Aux électeurs du Pas-de-Calais
Citoyens,
Je m’offre à vos suffrages, pur de toute complicité avec le passé. J’ai vécu dans la carrière indépendante des lettres ; mais en ces temps de lutte, de même que le Travailleur quitte pour le fusil les instruments du travail, j’ai déposé la plume du Littérateur pour m’armer de celle du Publiciste.
Je me suis depuis longtemps préparé par l’étude et la méditation à notre régénération sociale. Mon programme politique est irrévocablement arrêté. – Ma profession de foi sera ce qu’elle doit être dans un temps où les longues phrases ne servent souvent qu’à voiler la pensée : elle sera brève et lucide.
Je crois à la République comme je crois en Dieu !
Je prends devant vous l’engagement de la servir quand même, de toute ma force, de tout mon courage !
Quant aux questions sociales qui surgissent de toutes parts, leur solution gît tout entière, j’en ai la ferme conviction,
- Dans l’exercice de toutes les Libertés ;
- Dans le renversement des monopoles et des privilèges ;
- Dans la réduction graduelle des charges de l’État, et conséquemment dans la diminution des impôts.
Pour la politique extérieure, je me range entièrement aux avis exprimés dans la circulaire de l’un des plus grands citoyens de notre jeune République, de Lamartine : prosélytisme du bon exemple, propagande armée, s’il le faut, en faveur des peuples qui voudraient comme nous combattre pour leur indépendance.
Que vous me jugiez ou non digne de vos suffrages, voilà, Citoyens, quelle sera la règle invariable de ma vie politique.
Citoyens des campagnes, je ne terminerai point cette circulaire sans vous adresser quelques mots. Je suis né dans le département du Pas-de-Calais, j’ai passé parmi vous plusieurs années de ma vie, je connais vos souffrances, et j’ai la certitude que la République saura les adoucir.
Il ne faut pas que le peuple des campagnes se défie de ce qu’a fait le peuple des villes. Il n’y a plus aujourd’hui de distinction de caste possible entre les Citoyens ; il n’y a plus ni bourgeois ni paysans ; de quelque outil qu’ils piochent, tous les travailleurs sont frères. La différence d’habits et de langage ne doit plus séparer les hommes ; l’amour du bien public établit entre eux une communion de sentiments et d’idées qui leur fait une langue nouvelle comprise de tous, parce que tous la parlent.
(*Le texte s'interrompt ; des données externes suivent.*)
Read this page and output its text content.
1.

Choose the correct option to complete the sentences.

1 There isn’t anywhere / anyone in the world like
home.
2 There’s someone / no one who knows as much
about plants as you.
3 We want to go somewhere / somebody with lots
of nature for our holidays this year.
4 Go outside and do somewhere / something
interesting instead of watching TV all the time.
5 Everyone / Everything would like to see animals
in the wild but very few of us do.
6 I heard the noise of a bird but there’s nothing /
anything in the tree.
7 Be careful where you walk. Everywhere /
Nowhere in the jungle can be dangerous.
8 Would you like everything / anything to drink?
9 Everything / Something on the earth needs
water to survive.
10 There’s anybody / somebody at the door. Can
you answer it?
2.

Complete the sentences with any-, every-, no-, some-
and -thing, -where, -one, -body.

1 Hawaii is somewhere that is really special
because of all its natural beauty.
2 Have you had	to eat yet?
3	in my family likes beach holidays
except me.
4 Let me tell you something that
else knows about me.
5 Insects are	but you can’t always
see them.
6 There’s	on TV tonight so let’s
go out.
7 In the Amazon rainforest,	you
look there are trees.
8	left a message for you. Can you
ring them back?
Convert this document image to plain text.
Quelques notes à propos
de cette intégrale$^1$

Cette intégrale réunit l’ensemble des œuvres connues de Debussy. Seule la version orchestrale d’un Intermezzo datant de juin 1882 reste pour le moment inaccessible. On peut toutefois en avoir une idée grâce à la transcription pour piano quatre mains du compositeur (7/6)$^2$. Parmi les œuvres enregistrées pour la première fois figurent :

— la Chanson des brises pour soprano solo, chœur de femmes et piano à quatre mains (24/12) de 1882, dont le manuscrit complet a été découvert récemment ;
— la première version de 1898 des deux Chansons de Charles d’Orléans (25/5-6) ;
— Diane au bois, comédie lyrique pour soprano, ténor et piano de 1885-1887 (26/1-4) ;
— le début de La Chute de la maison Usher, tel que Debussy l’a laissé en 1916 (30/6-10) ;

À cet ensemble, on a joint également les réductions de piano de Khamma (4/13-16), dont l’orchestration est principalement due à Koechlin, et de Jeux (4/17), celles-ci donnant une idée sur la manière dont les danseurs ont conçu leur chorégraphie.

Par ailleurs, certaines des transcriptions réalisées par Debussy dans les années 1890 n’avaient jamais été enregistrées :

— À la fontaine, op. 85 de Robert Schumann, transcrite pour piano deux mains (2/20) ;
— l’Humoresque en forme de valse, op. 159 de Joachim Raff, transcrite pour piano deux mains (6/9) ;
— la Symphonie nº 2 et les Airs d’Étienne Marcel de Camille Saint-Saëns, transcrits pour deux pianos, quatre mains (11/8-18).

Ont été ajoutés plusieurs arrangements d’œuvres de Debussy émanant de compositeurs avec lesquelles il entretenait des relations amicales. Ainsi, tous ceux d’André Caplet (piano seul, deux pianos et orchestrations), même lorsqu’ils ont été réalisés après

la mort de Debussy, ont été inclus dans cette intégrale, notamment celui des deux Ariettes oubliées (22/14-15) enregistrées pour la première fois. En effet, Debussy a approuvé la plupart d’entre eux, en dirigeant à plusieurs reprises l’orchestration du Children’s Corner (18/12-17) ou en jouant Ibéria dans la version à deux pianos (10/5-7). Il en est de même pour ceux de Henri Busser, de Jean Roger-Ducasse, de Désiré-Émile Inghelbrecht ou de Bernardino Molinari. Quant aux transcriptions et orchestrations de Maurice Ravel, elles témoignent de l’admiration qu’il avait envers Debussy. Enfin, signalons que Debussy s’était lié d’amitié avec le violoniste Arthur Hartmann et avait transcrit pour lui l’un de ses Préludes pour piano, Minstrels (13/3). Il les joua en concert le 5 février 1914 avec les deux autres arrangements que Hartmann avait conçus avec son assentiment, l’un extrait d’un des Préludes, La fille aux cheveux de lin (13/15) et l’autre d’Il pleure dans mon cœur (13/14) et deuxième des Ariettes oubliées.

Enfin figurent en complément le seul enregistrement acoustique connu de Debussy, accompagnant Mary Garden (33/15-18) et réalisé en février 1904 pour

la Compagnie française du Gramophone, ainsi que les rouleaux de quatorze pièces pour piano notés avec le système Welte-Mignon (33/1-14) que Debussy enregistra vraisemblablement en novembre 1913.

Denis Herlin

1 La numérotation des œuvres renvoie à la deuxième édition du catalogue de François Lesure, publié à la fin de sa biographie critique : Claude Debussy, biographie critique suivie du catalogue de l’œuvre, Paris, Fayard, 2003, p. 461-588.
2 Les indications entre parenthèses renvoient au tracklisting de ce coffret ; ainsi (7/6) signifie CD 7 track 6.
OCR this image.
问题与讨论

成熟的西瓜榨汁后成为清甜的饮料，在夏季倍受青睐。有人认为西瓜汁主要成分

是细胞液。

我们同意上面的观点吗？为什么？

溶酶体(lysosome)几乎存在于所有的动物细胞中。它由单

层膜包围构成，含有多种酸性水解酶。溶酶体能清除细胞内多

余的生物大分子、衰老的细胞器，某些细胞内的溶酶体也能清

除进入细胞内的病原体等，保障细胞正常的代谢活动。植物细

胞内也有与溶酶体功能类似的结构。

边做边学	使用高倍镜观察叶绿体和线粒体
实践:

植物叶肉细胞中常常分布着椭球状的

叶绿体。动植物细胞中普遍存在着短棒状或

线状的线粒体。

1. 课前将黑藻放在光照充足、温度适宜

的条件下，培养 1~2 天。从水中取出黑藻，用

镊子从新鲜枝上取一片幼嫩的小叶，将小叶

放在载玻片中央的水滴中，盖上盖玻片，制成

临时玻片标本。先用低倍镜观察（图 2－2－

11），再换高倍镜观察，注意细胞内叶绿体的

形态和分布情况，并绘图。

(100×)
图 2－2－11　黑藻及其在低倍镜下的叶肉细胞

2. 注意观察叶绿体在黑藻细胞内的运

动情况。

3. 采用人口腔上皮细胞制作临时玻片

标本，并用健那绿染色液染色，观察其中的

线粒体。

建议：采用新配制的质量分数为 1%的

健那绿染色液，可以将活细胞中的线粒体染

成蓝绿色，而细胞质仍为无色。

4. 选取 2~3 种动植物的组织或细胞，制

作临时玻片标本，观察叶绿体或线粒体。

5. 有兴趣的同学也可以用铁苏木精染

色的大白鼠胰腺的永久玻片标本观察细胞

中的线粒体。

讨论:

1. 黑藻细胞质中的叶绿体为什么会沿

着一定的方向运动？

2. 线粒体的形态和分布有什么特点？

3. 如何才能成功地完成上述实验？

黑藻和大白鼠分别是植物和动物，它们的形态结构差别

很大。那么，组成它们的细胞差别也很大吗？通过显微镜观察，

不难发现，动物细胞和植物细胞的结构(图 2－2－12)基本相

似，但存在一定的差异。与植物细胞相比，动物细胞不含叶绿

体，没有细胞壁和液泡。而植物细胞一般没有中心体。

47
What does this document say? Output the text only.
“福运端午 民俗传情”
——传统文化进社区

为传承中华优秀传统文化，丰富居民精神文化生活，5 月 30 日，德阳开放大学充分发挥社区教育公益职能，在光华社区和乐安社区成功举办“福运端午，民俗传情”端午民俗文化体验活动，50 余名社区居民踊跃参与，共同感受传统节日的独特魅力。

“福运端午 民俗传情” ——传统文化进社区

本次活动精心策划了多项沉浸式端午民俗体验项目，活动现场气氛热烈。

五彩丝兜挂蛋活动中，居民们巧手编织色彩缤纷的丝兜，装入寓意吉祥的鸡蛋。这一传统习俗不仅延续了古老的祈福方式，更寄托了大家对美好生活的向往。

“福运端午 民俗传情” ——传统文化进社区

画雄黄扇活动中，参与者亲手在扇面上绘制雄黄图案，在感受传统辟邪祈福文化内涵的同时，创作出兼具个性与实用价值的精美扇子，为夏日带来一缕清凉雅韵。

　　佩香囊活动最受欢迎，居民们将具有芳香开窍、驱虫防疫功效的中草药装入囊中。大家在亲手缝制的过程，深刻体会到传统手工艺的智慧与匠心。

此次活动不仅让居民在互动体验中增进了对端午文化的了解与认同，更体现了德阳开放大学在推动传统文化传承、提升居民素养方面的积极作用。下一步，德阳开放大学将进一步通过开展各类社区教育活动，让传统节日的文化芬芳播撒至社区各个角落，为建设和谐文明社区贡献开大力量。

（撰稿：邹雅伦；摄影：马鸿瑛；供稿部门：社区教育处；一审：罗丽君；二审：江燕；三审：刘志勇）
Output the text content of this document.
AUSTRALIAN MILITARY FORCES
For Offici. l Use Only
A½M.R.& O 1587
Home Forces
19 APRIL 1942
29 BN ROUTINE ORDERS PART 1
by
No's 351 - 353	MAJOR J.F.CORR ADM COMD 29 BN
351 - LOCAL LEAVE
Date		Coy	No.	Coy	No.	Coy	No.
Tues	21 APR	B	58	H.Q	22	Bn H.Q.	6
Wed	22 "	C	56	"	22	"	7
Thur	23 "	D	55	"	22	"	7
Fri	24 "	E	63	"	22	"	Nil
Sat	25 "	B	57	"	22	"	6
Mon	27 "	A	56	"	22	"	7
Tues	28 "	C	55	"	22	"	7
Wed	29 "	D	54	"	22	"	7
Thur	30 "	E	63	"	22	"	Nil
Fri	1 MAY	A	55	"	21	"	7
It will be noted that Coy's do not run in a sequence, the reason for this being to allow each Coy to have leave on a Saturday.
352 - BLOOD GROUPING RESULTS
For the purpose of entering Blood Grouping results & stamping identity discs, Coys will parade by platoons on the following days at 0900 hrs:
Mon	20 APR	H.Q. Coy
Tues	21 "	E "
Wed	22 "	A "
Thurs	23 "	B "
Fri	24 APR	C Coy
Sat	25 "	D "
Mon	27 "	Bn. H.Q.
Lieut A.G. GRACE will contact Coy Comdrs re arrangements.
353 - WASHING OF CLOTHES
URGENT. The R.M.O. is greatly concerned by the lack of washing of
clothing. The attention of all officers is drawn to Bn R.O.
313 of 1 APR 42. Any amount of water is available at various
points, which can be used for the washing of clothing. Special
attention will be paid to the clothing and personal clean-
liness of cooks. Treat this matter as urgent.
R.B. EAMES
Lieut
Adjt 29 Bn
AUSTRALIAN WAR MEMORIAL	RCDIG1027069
Si le peuple des campagnes s’isolait dans ce grand mouvement révolutionnaire, s’il se montrait moins dévoué, moins courageux, moins intelligent que le peuple des villes, il ne mériterait pas les bienfaits que la République lui prépare.
Que vous votiez pour moi ou pour de plus dignes, Électeurs ruraux, ne manquez pas à l’appel, vous manqueriez à la Nation et à vous-mêmes ! il s’agit d’intérêts incalculables ; il s’agit du salut de la France !
C. Hippolyte CASTILLE, de Montreuil, rédacteur en chef de la République française.